The Chinese factory owner appealed to police, explaining that the North Koreans had violated the rule due to an emergency, but authorities refused to reverse the deportation order.
“There’s an atmosphere of unease in Dandong’s development zone with the mass deportations of North Korean workers,” the source said. “The authorities could have overlooked these violations, but wasn’t everyone deported because the Chinese government continues to restrict North Korean workers?”
In September last year, Chinese authorities also deported all North Korean workers from a factory after police caught one laborer wandering downtown Dandong without permission during a crackdown.

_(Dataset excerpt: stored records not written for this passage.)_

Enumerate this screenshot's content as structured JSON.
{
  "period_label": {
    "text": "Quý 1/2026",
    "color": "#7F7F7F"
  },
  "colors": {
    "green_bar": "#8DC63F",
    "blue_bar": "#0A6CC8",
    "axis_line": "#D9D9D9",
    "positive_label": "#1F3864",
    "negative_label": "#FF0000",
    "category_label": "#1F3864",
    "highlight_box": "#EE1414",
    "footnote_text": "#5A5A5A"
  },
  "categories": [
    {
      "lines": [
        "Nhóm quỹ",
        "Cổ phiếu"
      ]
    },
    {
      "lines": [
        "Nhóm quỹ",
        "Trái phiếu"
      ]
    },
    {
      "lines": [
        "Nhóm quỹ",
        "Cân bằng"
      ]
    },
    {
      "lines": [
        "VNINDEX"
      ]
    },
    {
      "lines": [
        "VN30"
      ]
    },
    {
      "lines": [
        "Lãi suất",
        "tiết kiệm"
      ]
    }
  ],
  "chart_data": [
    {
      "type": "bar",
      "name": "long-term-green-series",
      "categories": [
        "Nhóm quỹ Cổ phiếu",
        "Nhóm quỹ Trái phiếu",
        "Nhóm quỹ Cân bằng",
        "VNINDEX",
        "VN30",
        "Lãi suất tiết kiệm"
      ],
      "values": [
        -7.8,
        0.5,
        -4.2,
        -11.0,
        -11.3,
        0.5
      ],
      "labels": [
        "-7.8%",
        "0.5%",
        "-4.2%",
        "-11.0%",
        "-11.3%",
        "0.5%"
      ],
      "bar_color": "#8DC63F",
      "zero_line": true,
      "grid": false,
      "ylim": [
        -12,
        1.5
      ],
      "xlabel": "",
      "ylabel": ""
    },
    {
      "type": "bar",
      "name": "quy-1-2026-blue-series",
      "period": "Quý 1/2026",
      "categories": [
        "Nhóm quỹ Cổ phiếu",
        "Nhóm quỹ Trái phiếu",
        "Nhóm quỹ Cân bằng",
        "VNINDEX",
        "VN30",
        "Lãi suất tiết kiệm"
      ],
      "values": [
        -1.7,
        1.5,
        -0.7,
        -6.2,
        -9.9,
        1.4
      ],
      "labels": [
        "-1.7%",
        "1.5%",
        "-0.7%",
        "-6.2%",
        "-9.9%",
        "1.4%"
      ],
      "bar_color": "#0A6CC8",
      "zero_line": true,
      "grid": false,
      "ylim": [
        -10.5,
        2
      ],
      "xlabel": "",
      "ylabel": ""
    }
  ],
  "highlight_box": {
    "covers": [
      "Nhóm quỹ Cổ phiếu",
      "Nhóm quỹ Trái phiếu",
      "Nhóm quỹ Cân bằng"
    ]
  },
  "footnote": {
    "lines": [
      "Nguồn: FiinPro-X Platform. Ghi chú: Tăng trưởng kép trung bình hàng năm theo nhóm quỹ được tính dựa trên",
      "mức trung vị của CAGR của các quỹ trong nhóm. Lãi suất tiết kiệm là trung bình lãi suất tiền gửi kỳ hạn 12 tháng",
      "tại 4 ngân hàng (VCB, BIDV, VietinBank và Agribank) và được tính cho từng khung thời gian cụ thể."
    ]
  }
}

Meanwhile, China continues to restrict trade with North Korea through intensified inspections of items entering the North.
According to another source in China, Dandong’s city government requires items bound for North Korea to undergo multiple inspections before reaching customs. These measures focus on detecting luxury goods and other items subject to international sanctions.
Dandong officials frequently change the inspection locations, including downtown cargo warehouses, causing complaints from transport companies shipping goods to North Korea.
Some observers suggest the local Chinese government’s stricter inspections of items entering North Korea reflect Beijing’s ongoing discomfort with Pyongyang.
“Inspections on items going from Dandong to Sinuiju have never been this strict,” the source said. “I think the city government’s additional inspections might disappear if relations between China and North Korea improve.”